Dan: Well, not only can we not live without the natural world, we are the natural world. Rediscovering that we are part of, not apart from, nature is a major part of the mindset shift that needs to happen.
Anja: Absolutely. That’s why it’s so apt to ask what the responsibility of the activist consultant is.
Gilmar: Or the responsible designer. Let’s call it that.
Anja: The words are interesting, because they suggest that people who have an impact on sustainable outcomes are the uncomfortable disruptors of the world, campaigners who stick themselves to the M25 et cetera. It’s none of that. It’s actually making sense of business decisions, enabling businesses to make the right decisions in the first place by enabling them to see the impact they have on the environment. It’s also about the positive outcomes that can be generated by changing the way a business is run, how it designs products or delivers a service, or comes up with new ones. Our responsibility is to shape a positive future, to help businesses to opt in to that by making the decision to go on that journey. We can do this through prototyping, through designing scenarios, through helping businesses take a structured approach to decision-making in terms of which journey they take, which scenario they engage with.
For example, the idea of ‘light as a service’, which I know Gilmar was working on with Zumtobel Group, that’s a very interesting concept. You would no longer own light bulbs or buy light bulbs, you’d lease them and lease the service that delivers light. It’s a completely new concept for designing products and the services around them. That has other connotations the businesses involved need to be aware of. How does this get delivered to an organisation? How does it get returned back to the organisation? What new approaches will businesses need to engage with as a maintenance service? Our responsibility as designers is to help a business visualise the future, to understand how the future can be made a reality. And no single design discipline, let alone single designer, can do that on their own. The complexity of multiple physical, digital, environmental and human touch points requires multi-disciplinary collaboration and problem-solving.
Dan: It’s incumbent on anybody working in the professional services industry, in whatever guise, to ask themselves a fundamental question – are you following or are you leading client demand? I have a friend who tells a story of meeting up with a bigwig at one of the Big Four, and was told by said bigwig, “look, our job isn’t to make our clients believe in the science and what it means for how they need to transform their business model. Our job is to meet them where they’re at, and nudge them in the right direction. If you want to change the world, go and be an activist”. I thought that’s an extraordinary point of view to have. It’s offensive on so many levels, not least the idea that you’re comfortable monetising insufficient incremental change. It’s an insult to the client who’s coming to you as a consultant, because you’re supposed to be the expert, guiding them in developing appropriate strategies. It’s also dismissive of the cognitive dissonance many consultant friends of mine feel when they understand, on the one hand, the pace and scale of change that’s required, and on the other, they see the day-to-day reality of many of the client engagements they’re working on. It insults their intelligence to imagine they can’t see and feel that disconnect.

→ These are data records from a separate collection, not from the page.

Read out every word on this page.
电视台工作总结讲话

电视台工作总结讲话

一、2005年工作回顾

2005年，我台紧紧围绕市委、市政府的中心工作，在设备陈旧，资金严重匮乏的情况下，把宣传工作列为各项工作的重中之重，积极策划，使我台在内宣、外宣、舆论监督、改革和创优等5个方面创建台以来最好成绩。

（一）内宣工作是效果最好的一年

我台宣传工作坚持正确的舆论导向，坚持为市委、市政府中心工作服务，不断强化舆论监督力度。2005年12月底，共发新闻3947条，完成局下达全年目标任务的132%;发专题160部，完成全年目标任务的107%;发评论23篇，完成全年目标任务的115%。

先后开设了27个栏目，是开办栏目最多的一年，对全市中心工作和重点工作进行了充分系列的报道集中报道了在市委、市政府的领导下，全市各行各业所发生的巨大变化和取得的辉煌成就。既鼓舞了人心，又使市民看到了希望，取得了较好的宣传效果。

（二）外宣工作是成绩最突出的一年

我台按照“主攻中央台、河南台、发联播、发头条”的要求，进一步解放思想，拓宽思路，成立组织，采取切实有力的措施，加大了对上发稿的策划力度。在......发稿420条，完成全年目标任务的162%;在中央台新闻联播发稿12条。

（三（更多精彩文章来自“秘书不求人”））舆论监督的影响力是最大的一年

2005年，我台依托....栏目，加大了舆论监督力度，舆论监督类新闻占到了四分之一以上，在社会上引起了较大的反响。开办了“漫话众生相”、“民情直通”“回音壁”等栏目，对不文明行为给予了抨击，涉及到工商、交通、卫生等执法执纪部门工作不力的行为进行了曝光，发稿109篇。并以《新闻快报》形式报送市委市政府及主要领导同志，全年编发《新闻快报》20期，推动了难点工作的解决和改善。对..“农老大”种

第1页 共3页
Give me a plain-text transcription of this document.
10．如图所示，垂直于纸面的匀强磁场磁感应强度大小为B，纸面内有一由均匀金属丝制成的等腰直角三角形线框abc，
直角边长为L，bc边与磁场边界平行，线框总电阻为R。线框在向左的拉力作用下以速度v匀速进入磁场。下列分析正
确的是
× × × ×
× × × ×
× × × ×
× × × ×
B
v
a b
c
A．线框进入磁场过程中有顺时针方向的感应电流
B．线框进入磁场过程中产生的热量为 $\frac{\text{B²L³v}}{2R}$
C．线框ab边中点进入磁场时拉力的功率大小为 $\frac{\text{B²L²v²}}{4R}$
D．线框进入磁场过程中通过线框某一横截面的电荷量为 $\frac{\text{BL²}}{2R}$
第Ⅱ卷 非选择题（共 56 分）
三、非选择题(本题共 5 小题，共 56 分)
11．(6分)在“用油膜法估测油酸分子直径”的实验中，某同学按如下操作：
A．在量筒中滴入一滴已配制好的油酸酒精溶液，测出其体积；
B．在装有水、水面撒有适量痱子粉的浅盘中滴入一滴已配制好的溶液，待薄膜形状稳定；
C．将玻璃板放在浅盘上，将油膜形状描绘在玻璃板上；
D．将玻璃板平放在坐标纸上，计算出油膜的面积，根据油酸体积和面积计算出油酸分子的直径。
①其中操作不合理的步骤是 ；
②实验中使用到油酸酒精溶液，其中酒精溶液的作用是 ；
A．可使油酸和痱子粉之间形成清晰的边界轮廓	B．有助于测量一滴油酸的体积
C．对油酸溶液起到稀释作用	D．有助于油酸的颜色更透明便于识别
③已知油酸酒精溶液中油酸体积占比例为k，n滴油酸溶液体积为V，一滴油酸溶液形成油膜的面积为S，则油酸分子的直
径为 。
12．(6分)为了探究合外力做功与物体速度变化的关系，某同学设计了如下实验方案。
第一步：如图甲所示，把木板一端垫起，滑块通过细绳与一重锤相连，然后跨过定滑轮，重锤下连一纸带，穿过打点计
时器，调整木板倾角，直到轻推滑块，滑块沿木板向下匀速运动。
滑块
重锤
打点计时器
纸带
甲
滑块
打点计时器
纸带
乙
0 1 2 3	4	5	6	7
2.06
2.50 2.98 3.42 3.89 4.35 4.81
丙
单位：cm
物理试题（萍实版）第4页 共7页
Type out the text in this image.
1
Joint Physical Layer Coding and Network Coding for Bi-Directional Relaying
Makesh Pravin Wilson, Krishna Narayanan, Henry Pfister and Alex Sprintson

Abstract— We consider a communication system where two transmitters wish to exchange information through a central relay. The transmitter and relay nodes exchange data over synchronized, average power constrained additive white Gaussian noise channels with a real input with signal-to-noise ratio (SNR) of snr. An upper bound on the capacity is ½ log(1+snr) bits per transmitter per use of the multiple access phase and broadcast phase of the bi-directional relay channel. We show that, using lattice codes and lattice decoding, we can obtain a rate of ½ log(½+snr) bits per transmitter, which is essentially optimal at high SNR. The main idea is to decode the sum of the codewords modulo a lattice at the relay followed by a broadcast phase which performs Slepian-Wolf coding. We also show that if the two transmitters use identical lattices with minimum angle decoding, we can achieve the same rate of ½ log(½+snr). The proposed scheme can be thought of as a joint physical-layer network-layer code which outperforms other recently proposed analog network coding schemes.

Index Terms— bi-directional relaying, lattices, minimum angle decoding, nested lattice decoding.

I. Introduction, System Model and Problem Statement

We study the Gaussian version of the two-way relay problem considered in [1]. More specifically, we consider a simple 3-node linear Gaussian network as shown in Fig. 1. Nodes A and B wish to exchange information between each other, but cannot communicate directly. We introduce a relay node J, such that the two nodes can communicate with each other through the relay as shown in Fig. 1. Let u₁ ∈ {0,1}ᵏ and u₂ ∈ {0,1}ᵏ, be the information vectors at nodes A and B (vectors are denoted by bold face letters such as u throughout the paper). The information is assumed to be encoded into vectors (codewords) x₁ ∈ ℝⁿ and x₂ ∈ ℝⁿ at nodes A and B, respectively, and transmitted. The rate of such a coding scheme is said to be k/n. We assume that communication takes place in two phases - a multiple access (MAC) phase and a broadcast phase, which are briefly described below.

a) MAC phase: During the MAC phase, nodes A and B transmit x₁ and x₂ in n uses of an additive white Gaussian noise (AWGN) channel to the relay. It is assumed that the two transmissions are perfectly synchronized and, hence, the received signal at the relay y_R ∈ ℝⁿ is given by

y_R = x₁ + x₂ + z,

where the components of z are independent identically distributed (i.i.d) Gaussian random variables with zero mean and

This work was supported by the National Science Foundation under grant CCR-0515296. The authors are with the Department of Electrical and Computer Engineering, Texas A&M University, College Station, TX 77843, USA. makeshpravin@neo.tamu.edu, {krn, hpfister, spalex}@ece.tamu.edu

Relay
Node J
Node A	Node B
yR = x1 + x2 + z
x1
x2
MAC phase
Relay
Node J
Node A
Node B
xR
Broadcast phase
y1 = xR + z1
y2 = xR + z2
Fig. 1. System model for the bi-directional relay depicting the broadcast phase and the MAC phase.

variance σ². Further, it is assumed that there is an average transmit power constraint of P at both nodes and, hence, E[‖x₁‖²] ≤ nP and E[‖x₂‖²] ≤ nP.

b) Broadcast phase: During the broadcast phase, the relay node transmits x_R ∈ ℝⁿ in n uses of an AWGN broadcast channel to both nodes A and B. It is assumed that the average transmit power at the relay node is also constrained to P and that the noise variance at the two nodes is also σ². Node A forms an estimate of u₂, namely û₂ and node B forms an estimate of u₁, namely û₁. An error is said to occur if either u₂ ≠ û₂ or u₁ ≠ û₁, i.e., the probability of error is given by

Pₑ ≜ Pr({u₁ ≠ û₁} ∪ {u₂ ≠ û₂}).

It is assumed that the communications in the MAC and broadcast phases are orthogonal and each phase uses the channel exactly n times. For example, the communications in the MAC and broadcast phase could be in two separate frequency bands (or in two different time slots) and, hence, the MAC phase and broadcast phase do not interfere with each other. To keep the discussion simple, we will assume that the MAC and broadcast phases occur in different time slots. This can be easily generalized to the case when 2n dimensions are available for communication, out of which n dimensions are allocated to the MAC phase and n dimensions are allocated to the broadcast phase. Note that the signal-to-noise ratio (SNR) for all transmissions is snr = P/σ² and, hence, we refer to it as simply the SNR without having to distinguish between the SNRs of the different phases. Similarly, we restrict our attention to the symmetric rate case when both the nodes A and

Gilmar: Where will this lead us? Because that cognitive dissonance can only grow stronger as the climate clock winds down, right?
Dan: There’s a lot of talk about regeneration, and now degrowth is cropping up much more in conversations. You can understand why people are saying that, because a paradigm shift is coming, one way or another. We will either be consciously and deliberately planning for it, for example, via degrowth, or it will happen as a consequence of our inaction, where ecological collapse renders the status quo impossible. The challenge for us, as consultants, is to find the people and businesses who already understand that, and help them and guide them through that process. There’s a limit to what we can do if we expend our time and energy trying to persuade people whose livelihoods depend on not being persuaded. There’s an old Bucky Fuller line – “You never change things by fighting the existing reality. To change something, build a new model that makes the existing model obsolete”. So, working with clients, and working across our professions, how can we be part of building a coalition of the willing to push that agenda forward and show there is a different way?